Erklärung, Aufbau und benötigte Ausrüstung für das Splitshot Rig

Eine ebenso einfache wie erfolgreiche Montage aus den USA, die wieviele Techniken ihren Ursprung in der Schwarzbarschfischerei hat. Drop-Shot, Texas-Rig, Carolina-Rig, viele Fremdwörter, die diese einfachen Methoden kompliziert erscheinen lassen. Das Splitshot-Rig ist jedoch genau das Gegenteil: Extrem unkompliziert. Dieses Rig ist vor allem in stehenden Gewässern ein absoluter Renner.

Ein Traumbeifang - dickes Petri!

Ein Traumbeifang – dickes Petri!

Das Splitshot-Rig ist eine unfassbar simple Montage: Auf das Vorfach (Fluocarbon) wird ein Offset-Haken geknotet. Kurz vor dem Köder wird ein kleines Bleischrot als Beschwerung geklemmt. Dieses Rig sinkt extrem langsam ab. Das Rig wird nun mit kleinen Zupfern über dem Gewässergrund geführt, die Fische beißen häufig (wie bei vielen Angelmethoden) in der Absinkphase, hier ist also erhöhte Aufmerksamkeit gefordert. Gerade in stehenden Gewässern mit hängerträchtiger Grundstruktur, an denen extrem weite Würfe nicht notwendig sind, ist diese Montage sehr empfehlenswert, da Hänger sehr selten vorkommen (Hakenspitze ist beispielsweise im Köder). Auch beim Forellenangeln kann diese Methode sehr erfolgreiche verlaufen.

Als Köder sind spezielle Softbaits im Angebot, Wurmimitate (z.B. von Storm) und der Fin-S Fish von Lunkercity (Gummifische zum Zanderangeln) sind meine persönlichen Favoriten. Fast alle Drop-Shot und Vertikalköder sind zu empfehlen. Der Haken wird so aufgezogen, dass die Spitze des Hakens im Köder steckt, dies minimiert die Hängergefahr. Ist die Gefahr von Hängern zu vernachlässigen, kann die Hakenspitze auch leicht aus dem Köder herausschauen.

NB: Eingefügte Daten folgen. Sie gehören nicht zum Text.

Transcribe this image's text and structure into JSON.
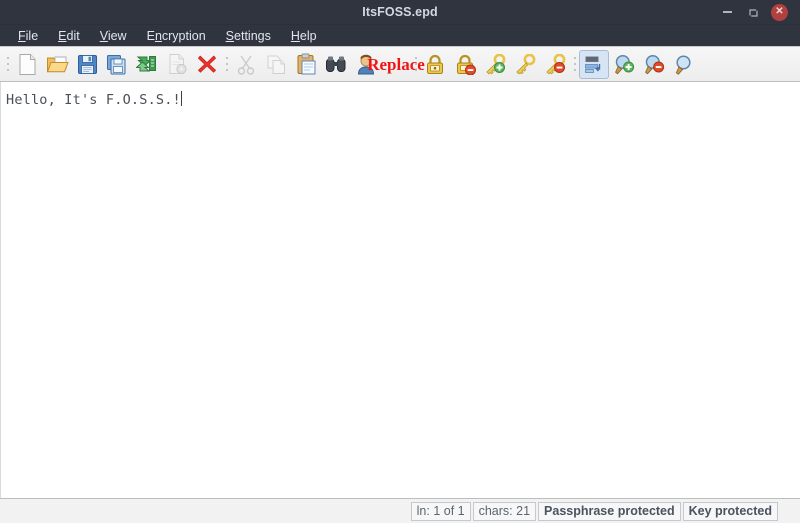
{
  "window": {
    "title": "ItsFOSS.epd",
    "controls": [
      {
        "name": "minimize",
        "label": "–"
      },
      {
        "name": "maximize",
        "label": ""
      },
      {
        "name": "close",
        "label": "✕"
      }
    ]
  },
  "menubar": {
    "items": [
      {
        "name": "file",
        "pre": "",
        "mnemonic": "F",
        "post": "ile"
      },
      {
        "name": "edit",
        "pre": "",
        "mnemonic": "E",
        "post": "dit"
      },
      {
        "name": "view",
        "pre": "",
        "mnemonic": "V",
        "post": "iew"
      },
      {
        "name": "encryption",
        "pre": "E",
        "mnemonic": "n",
        "post": "cryption"
      },
      {
        "name": "settings",
        "pre": "",
        "mnemonic": "S",
        "post": "ettings"
      },
      {
        "name": "help",
        "pre": "",
        "mnemonic": "H",
        "post": "elp"
      }
    ]
  },
  "toolbar": {
    "groups": [
      {
        "name": "file-group",
        "buttons": [
          {
            "name": "new-file-icon",
            "icon": "new-file",
            "label": "New",
            "disabled": false,
            "active": false
          },
          {
            "name": "open-folder-icon",
            "icon": "open-folder",
            "label": "Open",
            "disabled": false,
            "active": false
          },
          {
            "name": "save-icon",
            "icon": "save",
            "label": "Save",
            "disabled": false,
            "active": false
          },
          {
            "name": "save-as-icon",
            "icon": "save-as",
            "label": "Save As",
            "disabled": false,
            "active": false
          },
          {
            "name": "save-all-icon",
            "icon": "save-all",
            "label": "Save All",
            "disabled": false,
            "active": false
          },
          {
            "name": "print-preview-icon",
            "icon": "doc-gear",
            "label": "Print Preview",
            "disabled": true,
            "active": false
          },
          {
            "name": "close-file-icon",
            "icon": "red-x",
            "label": "Close",
            "disabled": false,
            "active": false
          }
        ]
      },
      {
        "name": "edit-group",
        "buttons": [
          {
            "name": "cut-icon",
            "icon": "scissors",
            "label": "Cut",
            "disabled": true,
            "active": false
          },
          {
            "name": "copy-icon",
            "icon": "copy",
            "label": "Copy",
            "disabled": true,
            "active": false
          },
          {
            "name": "paste-icon",
            "icon": "clipboard",
            "label": "Paste",
            "disabled": false,
            "active": false
          },
          {
            "name": "find-icon",
            "icon": "binoculars",
            "label": "Find",
            "disabled": false,
            "active": false
          },
          {
            "name": "goto-person-icon",
            "icon": "person",
            "label": "Go To",
            "disabled": false,
            "active": false
          },
          {
            "name": "replace-icon",
            "icon": "letter-r",
            "label": "Replace",
            "disabled": false,
            "active": false
          }
        ]
      },
      {
        "name": "encryption-group",
        "buttons": [
          {
            "name": "lock-icon",
            "icon": "padlock",
            "label": "Set Passphrase",
            "disabled": false,
            "active": false
          },
          {
            "name": "unlock-icon",
            "icon": "padlock-minus",
            "label": "Remove Passphrase",
            "disabled": false,
            "active": false
          },
          {
            "name": "key-add-icon",
            "icon": "key-plus",
            "label": "Add Key",
            "disabled": false,
            "active": false
          },
          {
            "name": "key-icon",
            "icon": "key",
            "label": "Key",
            "disabled": false,
            "active": false
          },
          {
            "name": "key-remove-icon",
            "icon": "key-minus",
            "label": "Remove Key",
            "disabled": false,
            "active": false
          }
        ]
      },
      {
        "name": "view-group",
        "buttons": [
          {
            "name": "word-wrap-icon",
            "icon": "word-wrap",
            "label": "Word Wrap",
            "disabled": false,
            "active": true
          },
          {
            "name": "zoom-in-icon",
            "icon": "zoom-in",
            "label": "Zoom In",
            "disabled": false,
            "active": false
          },
          {
            "name": "zoom-out-icon",
            "icon": "zoom-out",
            "label": "Zoom Out",
            "disabled": false,
            "active": false
          },
          {
            "name": "zoom-reset-icon",
            "icon": "zoom-reset",
            "label": "Zoom Reset",
            "disabled": false,
            "active": false
          }
        ]
      }
    ]
  },
  "editor": {
    "content": "Hello, It's F.O.S.S.!"
  },
  "statusbar": {
    "items": [
      {
        "name": "line-indicator",
        "text": "ln: 1 of 1",
        "bold": false
      },
      {
        "name": "char-count",
        "text": "chars: 21",
        "bold": false
      },
      {
        "name": "passphrase-badge",
        "text": "Passphrase protected",
        "bold": true
      },
      {
        "name": "key-badge",
        "text": "Key protected",
        "bold": true
      }
    ]
  },
  "colors": {
    "titlebar_bg": "#2f343f",
    "titlebar_text": "#d3d8e0",
    "toolbar_bg": "#f1f1f1",
    "editor_bg": "#ffffff",
    "editor_text": "#4a4f58",
    "statusbar_bg": "#f2f2f2",
    "close_button": "#b0413e",
    "active_toggle": "#d7e4f4"
  }
}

Bisserkennung: seitliches Weglaufen der Schnur oder ein Widerstand, sofort den Anhieb setzen!

In Kürze:

Rute: Als Ruten kommen schnelle und sehr leichte Ruten zwischen 2 und 3 Metern Länge zum Einsatz

Rolle: Kleine Stationärrollen (z.B. 2500er Shimano Stradic) oder kleine Baitcasterrollen mit 10er – 15er geflochtener Schnur

Vorfach: 20er – 25er Fluocarbon, in Hechtgewässern Titan

Blei: Bleischrote

Haken: Offsethaken oder Naturköderhaken, wenn man mit Tauwurm fischen möchte

Köder: Es sind spezielle Köder der Hersteller im Angebot. Vor allem der Fin-S Fish von Lunkercity sowie die Wurmimitate (z.B. von Strom) sind hier hervorzuheben. Auch Naturköder wie z.B. ein Tauwurm sind empfehlenswert.

Zubehör: Tönnchen-Wirbel

Führung: Das Splitshot Rig wird mit kleinen Zupfern über den Gewässergrund geführt. Da die Fische oft in der Absinkphase beissen ist hier erhöhte Aufmerksamkeit gefordert.

Viel Spaß und Erfolg.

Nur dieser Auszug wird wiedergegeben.